Built in 1962 for the World’s Fair, the Space Needle has become the symbol of Seattle. At 50+ years old, the icon was in need of an upgrade, one that would allow the tower to thrive for another 50 years.
The $100m, multiyear renovation project preserves the historic exterior aesthetics while amplifying the observation experience:
The 500ft level’s signature rotating floor is replaced with a new rotating glass floor, opening up views of the Seattle Center below and revealing the mechanics of the turntable.
By extending the glazing from floor to ceiling and relocating kitchen exhaust shafts, the Space Needle's upper observation level now has unobstructed 360-degree views of Puget Sound and Seattle’s skyline.
A new sculptural stairway leads from the observation level down to an “oculus” window on the level below, providing a glimpse of the Needle’s superstructure and the ascending and descending elevators.
The Space Needle Corporation assembled a core project team featuring Olson Kundig, Hoffman Construction, Seneca Group, Arup and more than 50 other partners. As the structural, mechanical, plumbing, and electrical designers on the project, Arup provided the behind-the-scenes engineering required to upgrade the internal systems of the Space Needle.
Five-hundred feet in the air and open to the public throughout construction, this work included several unique challenges to ultimately meet modern seismic demands, energy codes, and provide a 10% increase in usable public space.
176tons new structural glass
Rotating floor with a view
In its original condition, mechanical ducts, pipes, and equipment were housed underneath the rotating floor, blowing warm and cool air from the window sills to condition the space. Replacing the existing floor and soffit with glass meant removing all services equipment from the underfloor space to realise unobstructed views. The mechanical system was redesigned to condition the space from the ceiling rather than the floor. Remaining underfloor services, like the electrical power for the rotating floor and an air filtration system to minimise the need for manual cleaning, are carefully arranged to blend in seamlessly. Arup’s structural analysis of the complex historic structure enabled several alterations that were needed to support the weight of the glazing while maintaining the architectural vision.

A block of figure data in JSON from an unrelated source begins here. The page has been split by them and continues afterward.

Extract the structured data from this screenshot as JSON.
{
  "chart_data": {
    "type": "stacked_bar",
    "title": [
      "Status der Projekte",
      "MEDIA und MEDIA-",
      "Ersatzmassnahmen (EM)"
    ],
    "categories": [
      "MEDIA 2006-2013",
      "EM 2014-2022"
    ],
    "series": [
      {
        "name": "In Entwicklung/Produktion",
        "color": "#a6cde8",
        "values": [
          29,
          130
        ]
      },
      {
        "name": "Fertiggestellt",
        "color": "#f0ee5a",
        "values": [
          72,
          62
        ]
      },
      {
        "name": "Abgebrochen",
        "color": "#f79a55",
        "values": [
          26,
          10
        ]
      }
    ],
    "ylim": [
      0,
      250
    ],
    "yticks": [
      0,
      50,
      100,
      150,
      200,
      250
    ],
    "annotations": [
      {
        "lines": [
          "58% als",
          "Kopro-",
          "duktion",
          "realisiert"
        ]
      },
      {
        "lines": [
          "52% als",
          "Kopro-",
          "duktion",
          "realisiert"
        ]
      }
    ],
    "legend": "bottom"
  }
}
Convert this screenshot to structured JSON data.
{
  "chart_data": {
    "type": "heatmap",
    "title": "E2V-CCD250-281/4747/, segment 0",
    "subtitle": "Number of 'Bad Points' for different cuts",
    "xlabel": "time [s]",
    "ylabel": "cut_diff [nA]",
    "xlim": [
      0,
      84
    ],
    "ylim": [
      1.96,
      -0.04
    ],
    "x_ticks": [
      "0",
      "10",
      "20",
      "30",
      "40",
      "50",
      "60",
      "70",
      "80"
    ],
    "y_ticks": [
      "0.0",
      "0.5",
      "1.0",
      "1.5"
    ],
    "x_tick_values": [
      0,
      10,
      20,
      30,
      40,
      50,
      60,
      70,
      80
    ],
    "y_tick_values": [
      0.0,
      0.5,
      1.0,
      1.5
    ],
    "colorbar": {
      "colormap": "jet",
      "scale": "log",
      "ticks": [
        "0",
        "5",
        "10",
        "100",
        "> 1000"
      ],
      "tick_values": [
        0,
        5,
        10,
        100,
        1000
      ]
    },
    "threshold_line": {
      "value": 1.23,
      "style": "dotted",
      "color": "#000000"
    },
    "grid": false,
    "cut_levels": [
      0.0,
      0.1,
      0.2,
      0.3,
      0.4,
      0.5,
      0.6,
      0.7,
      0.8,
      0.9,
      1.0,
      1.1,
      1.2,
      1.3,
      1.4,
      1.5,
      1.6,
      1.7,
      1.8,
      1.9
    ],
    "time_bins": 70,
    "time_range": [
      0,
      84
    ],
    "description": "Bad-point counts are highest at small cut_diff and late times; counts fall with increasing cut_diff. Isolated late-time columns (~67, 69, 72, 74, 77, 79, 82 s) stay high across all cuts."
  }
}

Everything had to be very thoughtfully designed so that it can all fit in the small space that we have together. You can't design in silos. Everybody has to be involved because every move you make impacts somebody else or the aesthetics. In the end, we have a beautiful final product that is representative of lots of time and coordination by the design team. ”David Okada Senior Mechanical Engineer
A new curved stairway made of steel, wood, and glass extends the guest experience. More than a feature design element, the stair improves circulation and better connects the publicly accessible levels. The stair itself is a cantilevered ellipse with the supporting structure concealed by architectural finishes, making it appear to float above the skyline as a thin ribbon of steel. The connection of the stair to the surrounding structure was carefully considered to allow the floors of the building to move around it as the building sways in the wind. In executing the vision of the open stair, large sections of stabilizing floor were cut away. Arup enabled these new openings by collaborating with contractors to create a construction sequence that maintained stability throughout construction.
Reassessing building comfort
The extended glass surfaces on the walls and floors creates a uniquely challenging thermal environment. Using computational fluid dynamics calculations, Arup analysed several options for conditioning the space, including a radiant ceiling and radiant heat within the glass floor. The final solution for the 500ft level was to bring conditioned air to the space through the ceiling, varying air flow, location of supply, and temperature, depending on the inside and outside temperatures.
Looking ahead to the next 50 years of the Space Needle’s reign in Seattle, Arup’s structural team provided seismic upgrades to the top house — the five-story structure beginning at the 500ft level that houses the observation level and other publicly accessible areas of the tower — bringing the structure up to modern code, and elevating the building’s seismic resilience. Arup’s advanced analysis of the existing structure identified the critical components and connections to upgrade. The structural seismic upgrades included overall strengthening of lateral connections, replacing existing concrete shear walls with slimmer steel plate shear walls that allow for increased access between rooms, and adding bracing above public levels.
Retrofit in place at 500ft
One of the main challenges for the design and construction team was executing the renovation and structural retrofits 500ft in the air, all while keeping much of the observation deck open to the public.
Each of the 48 radial trusses that support the observation deck required retrofit to support the additional weight of the new glass barrier and to allow for the construction of new stairs connecting the observation level out to the observation deck. Arup designed these retrofits to be installed without shoring. This meant the construction team could install retrofits and then cut away existing parts of the truss to arrive at the new geometry.
Arup also assisted in engineering repairs to some damaged structure while it was accessible from the temporary scaffolding. While retrofitting the trusses, the construction team noticed that many of the existing tubes showed signs of corrosion. Arup conducted a full survey of all trusses, some of which had ruptured due to water intrusion, and worked closely with the architect and construction team to design a temporary support structure and a retrofit to improve drainage and longevity.
To facilitate building construction, the team had to consider deflections and loading due to sequence and construction loads. Working closely with the construction team, Arup analysed the movements of the structure during construction, an important element of the construction process due to the tight deflection limits for the new glazing.